The conventional wisdom surrounding genomic disorders posits that they fit several criteria: the deletions/duplications are large, highly penetrant, de novo in the majority of individuals, and associated with a uniform constellation of clinical features [Mefford and Eichler, 2009]. Smith-Magenis syndrome, Prader-Willi syndrome, and Williams-Beuren syndrome are examples of such “classic” genomic disorders. In contrast to these “classic” genomic disorders, many of the more recently described recurrent genomic lesions identified in large case–control studies demonstrate apparently diverse phenotypes and are frequently inherited while showing reduced penetrance [Ensenauer et al., 2003; Hannes et al., 2008; Klopocki et al., 2007; Mefford et al., 2008; Sharp et al., 2008., Ullmann et al., 2007; Yobb et al., 2005]. These studies suggest the phenotypic effects of such copy number changes are pleiotropic and imply the existence of shared biologic pathways among multiple neurodevelop-mental conditions, which may explain the variability of neurological manifestations within some families. However, even classical deletion syndromes can present with diverse phenotypes [Shah et al., 2008].
In the present study, the only consistent clinical features present in the majority of individuals with deletions or duplications were DD and ID (Tables 1–4). However, these clinical features probably reflect an ascertainment bias, because individuals are often referred for chromosomal microarray testing for general indications such as ID/DD.
Comparison with previously reported individuals with deletions encompassing 10q11.2 [Bisgaard et al., 2007; Fewtrell et al., 1994; Fryns et al., 1991; Ghai et al., 2011; Holden and MacDonald, 1985; Kirchhoff et al., 2005; Lobo et al., 1992; Puliti et al., 1993; Shapiro et al., 1985; Zenger-Hain et al., 1993] is uninformative because most of these deletions were identified by standard cytogenetic analysis and are substantially larger than the deletions reported here. Only two of the 15 deletions in our study for which parental samples were available were de novo. In several recently described syndromes including 8p23 duplication [Barber et al., 2008], 1q21.1 microdeletion (MIM# 612474) [Mefford et al., 2008], 15q13.3 microdeletion (MIM# 612001) [Sharp et al., 2008], and 16p12.1 microdeletion (MIM# 136570) [Girirajan et al., 2010], deletions have been found in control populations as well as in unaffected family members. Recurrent microdeletions of 16p12.1 have been identified in individuals referred for genetic testing for idiopathic ID and congenital anomalies and appear to be enriched in such individuals compared to clinically normal controls. Almost all the 16p12.1 microdeletions identified have been inherited from a carrier parent; carrier parents for the 16p12.1 microdeletion are more likely to exhibit learning disability, bipolar disorder or depression, and epilepsy than noncarrier parents. The presence of varying degrees of learning disability in the adult family members suggests that some transmitted abnormalities are pathological and have an underappreciated contribution to the phenotype [Girirajan et al., 2010]. Similarly, 10q11.21q11.23 deletions are found in 10 apparently normal parents (patients 2–7, 9–10, 14, and 20) and one grandparent (patient 7); however, none have been reported in 9,183 controls. Two carrier parents (patients 1 and 11) and two carrier siblings (patients 1 and 11) are affected. The frequency of these deletions is significantly enriched in cases versus controls.

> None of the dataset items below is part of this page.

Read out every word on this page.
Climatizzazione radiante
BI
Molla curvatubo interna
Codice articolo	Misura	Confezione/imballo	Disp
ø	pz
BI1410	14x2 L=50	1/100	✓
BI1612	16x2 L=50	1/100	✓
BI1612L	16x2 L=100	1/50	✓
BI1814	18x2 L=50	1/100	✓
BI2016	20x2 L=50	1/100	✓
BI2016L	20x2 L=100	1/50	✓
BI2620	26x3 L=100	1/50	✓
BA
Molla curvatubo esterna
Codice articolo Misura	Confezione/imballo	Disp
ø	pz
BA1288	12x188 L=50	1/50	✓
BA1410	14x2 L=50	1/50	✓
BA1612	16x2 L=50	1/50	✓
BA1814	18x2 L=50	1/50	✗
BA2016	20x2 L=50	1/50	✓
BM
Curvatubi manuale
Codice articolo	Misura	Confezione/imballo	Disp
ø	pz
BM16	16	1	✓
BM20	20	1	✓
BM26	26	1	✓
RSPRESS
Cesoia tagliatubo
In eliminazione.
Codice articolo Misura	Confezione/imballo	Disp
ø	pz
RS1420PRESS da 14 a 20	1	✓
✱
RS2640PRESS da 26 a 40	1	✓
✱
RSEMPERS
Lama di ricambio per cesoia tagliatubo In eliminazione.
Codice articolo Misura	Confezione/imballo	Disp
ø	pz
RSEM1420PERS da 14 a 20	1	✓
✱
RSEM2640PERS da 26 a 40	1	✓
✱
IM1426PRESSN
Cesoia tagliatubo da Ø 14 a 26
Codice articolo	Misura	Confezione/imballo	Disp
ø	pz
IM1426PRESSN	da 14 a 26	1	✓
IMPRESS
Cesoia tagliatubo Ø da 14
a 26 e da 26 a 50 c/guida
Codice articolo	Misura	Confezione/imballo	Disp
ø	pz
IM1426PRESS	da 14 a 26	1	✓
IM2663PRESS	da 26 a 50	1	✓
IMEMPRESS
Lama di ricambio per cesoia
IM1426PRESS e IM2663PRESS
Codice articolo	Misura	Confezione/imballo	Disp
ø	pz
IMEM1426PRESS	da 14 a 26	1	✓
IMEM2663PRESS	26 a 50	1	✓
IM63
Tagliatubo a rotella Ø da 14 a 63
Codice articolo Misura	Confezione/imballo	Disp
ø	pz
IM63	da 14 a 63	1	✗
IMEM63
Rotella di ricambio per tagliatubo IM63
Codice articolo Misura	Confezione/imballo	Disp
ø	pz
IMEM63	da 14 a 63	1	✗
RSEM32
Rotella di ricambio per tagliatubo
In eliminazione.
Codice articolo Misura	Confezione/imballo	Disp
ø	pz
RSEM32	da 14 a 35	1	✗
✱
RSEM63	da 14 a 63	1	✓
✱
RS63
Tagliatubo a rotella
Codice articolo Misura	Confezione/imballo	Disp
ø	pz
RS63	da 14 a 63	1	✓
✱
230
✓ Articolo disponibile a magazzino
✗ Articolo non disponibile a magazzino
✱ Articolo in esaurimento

The variable expressivity resulting from haploinsufficiency of genes in the deletion region and its inheritance from apparently healthy carrier parents suggests additional modifiers, genetic and nongenetic, may influence the pathogenicity of the 10q11.21q11.23 microdeletions. Several explanations have been proposed for the variable expressivity and clinical heterogeneity in some genomic disorders. First, atypical or variable-sized copy number changes may account for the variable phenotypes in some apparently recurrent lesions. In our study population, the deletion sizes varied from 1.9 to 10.9 Mb, although there was substantial clustering of deletion intervals. In addition, five of the deletions and nine of the duplications were not flanked by directly oriented LCRs and thus are unlikely to be caused by NAHR. Atypical breakpoints have been reported for other recurrent rearrangements mediated by segmental duplications: for example, some of the rarer rearrangements of 17p11.2 associated with Smith-Magenis syndrome do not have breakpoints flanked by the typical paired segmental duplications and are not associated with known genomic architectural features [Stankiewicz et al., 2003], and some of the breakpoints in the recently identified 16p11.2p12.2 microdeletion syndrome are not flanked by segmental duplications [Ballif et al., 2007].
A “two-hit” model has also recently been proposed to account for phenotypic variability; it was first used to describe the recurrent deletion 16p12.1 [Girirajan et al., 2010]. In that study, 25% of probands carried a “second hit”—a 40-fold increase for two or more copy number changes over the general population. Furthermore, the clinical features in probands with two hits were different from those with just the second hit. Further analysis of other genomic disorders has shown clustering of two hits in copy number changes with variable phenotypes compared to syndromic lesions [Girirajan and Eichler, 2010]. One hit may be sufficient to reach a threshold that results in mild neurodevelopmental deficits, whereas a second hit is necessary for the development of a more severe neurological phenotype, including ID/DD, ASDs, or schizophrenia [Girirajan and Eichler, 2010]. Patients 5, 7, 9, 16, and 19 have additional large copy number changes, including ~12 Mb deletion 3q13.12q13.32, ~4.8 Mb duplication 12q23.1q23.2, ~11.4 Mb duplication 6p25.3p22.1, confined placental mosaicism for trisomy 2, and ~1.4 Mb duplication 15q21.2q21.3, respectively, that might have contributed additional features to their abnormal phenotypes not observed in other patients lacking additional copy number changes. In patient 19, one cannot exclude the possibility of genomic imprinting in this region also contributing to the phenotype.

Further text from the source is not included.